空気を読み過ぎて人間関係がつらいあなたへ 第5回

実験を利用して解決を目指していきたいと思います。

実験を通じて「あなた」を取り戻そう

前回までのお話で、幸か不幸か、あなたが空気を読んでしている行動が、じつはあまり必要とされていないことも、あるかもしれませんので、わざと空気を読まずに、手伝わないでいるとどうなるか実験して、確かめましょうとお伝えしました。

ここからは、実験を利用して解決を目指していきたいと思います。

もしかすると実験から得られる気づきだけで、「そんなに気をつかわなくてもいいんだ」となっている人もいるかもしれませんね。

ですがここでは一歩進めて、「やらされ感」を解消するようにしていきましょう。

実験を繰り返していく中で、一度中断することを何度かトライして慣れたならば、「空気を読んで」中断したときに「あなたが選択することもできる」ようになっているはずなのです。

といいますのは、あなたが空気を読むことで「反射的に行動する」という、いつものパターンを何度も中断してきました。これがすでに一つのトレーニングです。

相手が重いものを持っている

→ 危ない持ち方だなぁ(手が出そうになる)

→ 中断

→ 観察

実験では、観察の結果何が起こるかどうか?に注力しましたよね。この観察の部分を変更します。

ここでは「自分の仕事ではない」と判断して、手伝わないという選択肢を選ぶことができます。おなじように「頼まれていないけれど、自分から進んで手伝う」ということを、あなたが選択することもできるのです。

相手が重いものを持っている

→ 危ない持ち方だなぁ(手が出そうになる)

→ 中断

→ 落としても替わりのモノはあるし、そうなっても彼の成長する経験になる

→ 手伝わないと決める

→ 自分の仕事を続ける

相手が重いものを持っている

→ 危ない持ち方だなぁ( 手が出そうになる )

→ 中断

→ 高価で壊れやすい商品だよアレ、やらせて壊れたら絶対後悔する

→ 手伝って持つ

空気を読んで行動した結果、後悔することもあるかもしれません。

「あいつのためにするんじゃなかった」、「自分が大変になって損した」

おなじように行動した結果、「相手のためにも自分のためにも良かった!」ということもあるでしょう。

空気を読んだけれども行動しないことを選んだ結果、

「どうしてやってあげなかったのか?」

「やってあげたほうがスッキリしたかも......」

という思いが残るとか、後悔や葛藤が残ることも完全にないとは、言えないでしょう。

おなじように行動しないことを選んで、「荷物を背負い込むことにならなくて良かった」とか、「自分のために時間を使えるから、期限に間に合いそう」などと感じることもあるでしょう。

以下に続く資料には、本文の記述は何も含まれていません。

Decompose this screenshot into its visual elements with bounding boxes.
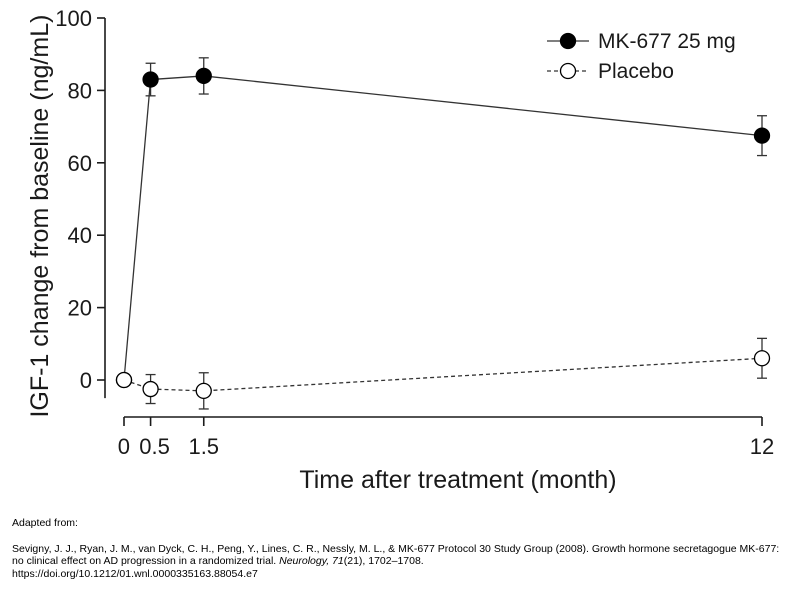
series <box>115 57 771 410</box>
y-tick-label: 80 <box>68 78 92 103</box>
series-placebo <box>115 337 771 410</box>
y-tick-label: 60 <box>68 151 92 176</box>
line-chart: 0 20 40 60 80 100 0 0.5 1.5 12 MK-677 25 mg Placeb… <box>26 6 774 494</box>
reference-authors-title: Sevigny, J. J., Ryan, J. M., van Dyck, C… <box>12 542 780 568</box>
series-line <box>123 75 763 381</box>
reference-journal: Neurology, 71 <box>279 555 344 567</box>
x-tick-label: 1.5 <box>188 434 219 459</box>
data-point <box>753 127 771 144</box>
x-axis-title: Time after treatment (month) <box>299 466 616 494</box>
citation: Adapted from: Sevigny, J. J., Ryan, J. M… <box>12 517 782 580</box>
legend-marker <box>559 62 577 80</box>
y-tick-label: 0 <box>80 368 92 393</box>
y-tick-label: 100 <box>55 6 92 31</box>
x-tick-label: 0 <box>118 434 130 459</box>
data-point <box>115 371 133 389</box>
legend-item-mk677: MK-677 25 mg <box>547 30 736 53</box>
reference-doi: https://doi.org/10.1212/01.wnl.000033516… <box>12 567 258 580</box>
legend-label: Placebo <box>598 60 674 83</box>
data-point <box>142 380 159 398</box>
legend: MK-677 25 mg Placebo <box>547 30 736 83</box>
data-point <box>142 71 159 88</box>
reference-pages: (21), 1702–1708. <box>343 555 424 567</box>
data-point <box>195 67 212 85</box>
series-mk677 <box>115 57 771 389</box>
series-line <box>123 357 763 392</box>
data-point <box>753 350 771 367</box>
legend-label: MK-677 25 mg <box>598 30 736 53</box>
x-tick-label: 12 <box>750 434 774 459</box>
reference-text: Sevigny, J. J., Ryan, J. M., van Dyck, C… <box>12 543 782 568</box>
y-tick-label: 40 <box>68 223 92 248</box>
y-axis-title: IGF-1 change from baseline (ng/mL) <box>26 15 54 418</box>
adapted-from-label: Adapted from: <box>12 517 78 529</box>
data-point <box>195 382 212 400</box>
y-tick-label: 20 <box>68 296 92 321</box>
legend-item-placebo: Placebo <box>547 60 674 83</box>
legend-marker <box>559 32 577 50</box>
axes: 0 20 40 60 80 100 0 0.5 1.5 12 <box>55 6 774 459</box>
x-tick-label: 0.5 <box>139 434 170 459</box>
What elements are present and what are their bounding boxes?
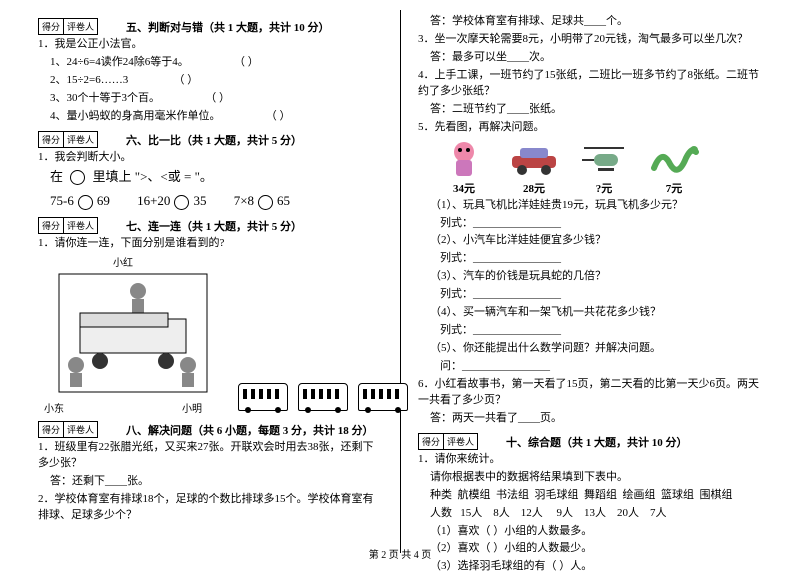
section-8-header: 得分评卷人 八、解决问题（共 6 小题，每题 3 分，共计 18 分） xyxy=(38,421,382,438)
section-7-title: 七、连一连（共 1 大题，共计 5 分） xyxy=(126,218,302,234)
tbl-data: 人数 15人 8人 12人 9人 13人 20人 7人 xyxy=(430,506,764,522)
q5-1-1: 1、24÷6=4读作24除6等于4。（ ） xyxy=(50,55,382,71)
plane-item: ?元 xyxy=(578,138,630,196)
car-item: 28元 xyxy=(508,138,560,196)
q5-1-4: 4、量小蚂蚁的身高用毫米作单位。（ ） xyxy=(50,109,382,125)
q10-2: 请你根据表中的数据将结果填到下表中。 xyxy=(430,470,764,486)
a8-6: 答：两天一共看了____页。 xyxy=(430,411,764,427)
a8-1: 答：还剩下____张。 xyxy=(50,474,382,490)
q5-1: 1．我是公正小法官。 xyxy=(38,37,382,53)
section-7-header: 得分评卷人 七、连一连（共 1 大题，共计 5 分） xyxy=(38,217,382,234)
formula-3: 列式：________________ xyxy=(440,287,764,303)
q5-1-2: 2、15÷2=6……3（ ） xyxy=(50,73,382,89)
scorebox: 得分评卷人 xyxy=(38,131,98,148)
scorebox: 得分评卷人 xyxy=(38,421,98,438)
tbl-head: 种类 航模组 书法组 羽毛球组 舞蹈组 绘画组 篮球组 围棋组 xyxy=(430,488,764,504)
section-8-title: 八、解决问题（共 6 小题，每题 3 分，共计 18 分） xyxy=(126,422,374,438)
question-blank: 问：________________ xyxy=(440,359,764,375)
q8-5-1: （1）、玩具飞机比洋娃娃贵19元，玩具飞机多少元？ xyxy=(430,198,764,214)
blank-circle[interactable] xyxy=(78,195,93,210)
a8-4: 答：二班节约了____张纸。 xyxy=(430,102,764,118)
q10-1: 1．请你来统计。 xyxy=(418,452,764,468)
q8-5-3: （3）、汽车的价钱是玩具蛇的几倍？ xyxy=(430,269,764,285)
doll-item: 34元 xyxy=(438,138,490,196)
q8-1: 1．班级里有22张腊光纸，又买来27张。开联欢会时用去38张，还剩下多少张？ xyxy=(38,440,382,472)
score-label: 得分 xyxy=(39,19,64,34)
formula-2: 列式：________________ xyxy=(440,251,764,267)
bus-icon xyxy=(238,383,288,411)
formula-4: 列式：________________ xyxy=(440,323,764,339)
formula-1: 列式：________________ xyxy=(440,216,764,232)
doll-icon xyxy=(438,138,490,178)
a8-2: 答：学校体育室有排球、足球共____个。 xyxy=(430,14,764,30)
q7-1: 1．请你连一连，下面分别是谁看到的? xyxy=(38,236,382,252)
section-6-title: 六、比一比（共 1 大题，共计 5 分） xyxy=(126,132,302,148)
q10-s3: （3）选择羽毛球组的有（ ）人。 xyxy=(430,559,764,575)
q8-5-5: （5）、你还能提出什么数学问题？并解决问题。 xyxy=(430,341,764,357)
scene-figure: 小红 小东 小明 xyxy=(38,254,208,415)
q8-4: 4．上手工课，一班节约了15张纸，二班比一班多节约了8张纸。二班节约了多少张纸？ xyxy=(418,68,764,100)
section-10-title: 十、综合题（共 1 大题，共计 10 分） xyxy=(506,434,688,450)
q10-s1: （1）喜欢（ ）小组的人数最多。 xyxy=(430,524,764,540)
page-footer: 第 2 页 共 4 页 xyxy=(0,546,800,561)
section-10-header: 得分评卷人 十、综合题（共 1 大题，共计 10 分） xyxy=(418,433,764,450)
helicopter-icon xyxy=(578,138,630,178)
q6-1: 1．我会判断大小。 xyxy=(38,150,382,166)
scene-svg xyxy=(58,273,208,393)
grader-label: 评卷人 xyxy=(64,19,97,34)
q8-5-4: （4）、买一辆汽车和一架飞机一共花花多少钱？ xyxy=(430,305,764,321)
section-6-header: 得分评卷人 六、比一比（共 1 大题，共计 5 分） xyxy=(38,131,382,148)
bus-icon xyxy=(298,383,348,411)
label-xd: 小东 xyxy=(44,400,64,415)
label-xm: 小明 xyxy=(182,400,202,415)
bus-options xyxy=(238,383,408,411)
a8-3: 答：最多可以坐____次。 xyxy=(430,50,764,66)
compare-row: 75-669 16+2035 7×865 xyxy=(50,192,382,211)
scorebox: 得分评卷人 xyxy=(38,18,98,35)
blank-circle[interactable] xyxy=(174,195,189,210)
q8-2: 2．学校体育室有排球18个，足球的个数比排球多15个。学校体育室有排球、足球多少… xyxy=(38,492,382,524)
q5-1-3: 3、30个十等于3个百。（ ） xyxy=(50,91,382,107)
q8-5: 5．先看图，再解决问题。 xyxy=(418,120,764,136)
product-row: 34元 28元 ?元 7元 xyxy=(438,138,764,196)
car-icon xyxy=(508,138,560,178)
blank-circle[interactable] xyxy=(258,195,273,210)
snake-item: 7元 xyxy=(648,138,700,196)
label-xh: 小红 xyxy=(38,254,208,269)
section-5-header: 得分评卷人 五、判断对与错（共 1 大题，共计 10 分） xyxy=(38,18,382,35)
snake-icon xyxy=(648,138,700,178)
q6-instruction: 在 里填上 ">、<或 = "。 xyxy=(50,168,382,187)
q8-6: 6．小红看故事书，第一天看了15页，第二天看的比第一天少6页。两天一共看了多少页… xyxy=(418,377,764,409)
scorebox: 得分评卷人 xyxy=(38,217,98,234)
q8-3: 3．坐一次摩天轮需要8元，小明带了20元钱，淘气最多可以坐几次？ xyxy=(418,32,764,48)
scorebox: 得分评卷人 xyxy=(418,433,478,450)
section-5-title: 五、判断对与错（共 1 大题，共计 10 分） xyxy=(126,19,330,35)
q8-5-2: （2）、小汽车比洋娃娃便宜多少钱？ xyxy=(430,233,764,249)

行動しても、後悔することもあるし、よかったと思えることもあります。行動しなくても、後悔することもあるし、よかったと思えることもあります。

どちらを選ぶのか?という判断をするためには、あなたの長所を活かしてみましょう。

いまの状況を観察して(空気を読んで)、今後どうなりそうか?

いままでだと、パッと手が出るとか、代わりを買って出てしまう場面でも、いったん中断します。

そこでこう考えるのです。

  • ○○をすると、こんな結果になりそう
  • 何もしないと、こんな結果になりそう

ではどちらを選ぶことがいいだろうか?

いったん空気を読んだ自分に気づいて、流されることを止めます。

そうして「空気を読むとこうなると思うけれど、それを自分がするのかどうか?」という選択、決断をします。

ただ流されるように空気を読んで「行動させられたようになる」ことと、状況を観察し、過去の経験、持っている情報や知識を利用し、未来を予想することで、「あなた自身で決める」というプロセスを差し込んで決定することの間には、とても大きな差があります。

自分自身で決める

空気を読んで行動することとは、自動的な行動になり易いものです。

「しょうがないな」、「私がしなきゃ」だから私が... こんなふうに自然にしてしまいませんか?

そこに自分の意志はあるのか? それはしたいことなのか? 別の可能性や選択肢はないのか?

「なんとなく」「自然に」「つい」という行動をいったん置いて、自分で選んで決める。

長く難しく書いてしまったかもしれませんが、空気を読んで行動できるという長所、得意なカタチ、言ってみれば自動的なパターン化した順番の中に、「自分で選んで決める」ということを追加しましょう、ということです。

大人としての良識を身につけているのであるならば、良い結果であっても悪い結果であっても、ポジティブに受け入れやすいはずです。それは「自分で選択して決めた」という、主体的な判断ですから。

自分で選ぶことには責任があります。

同時に「やらされた」こととは、全く違うものなのです。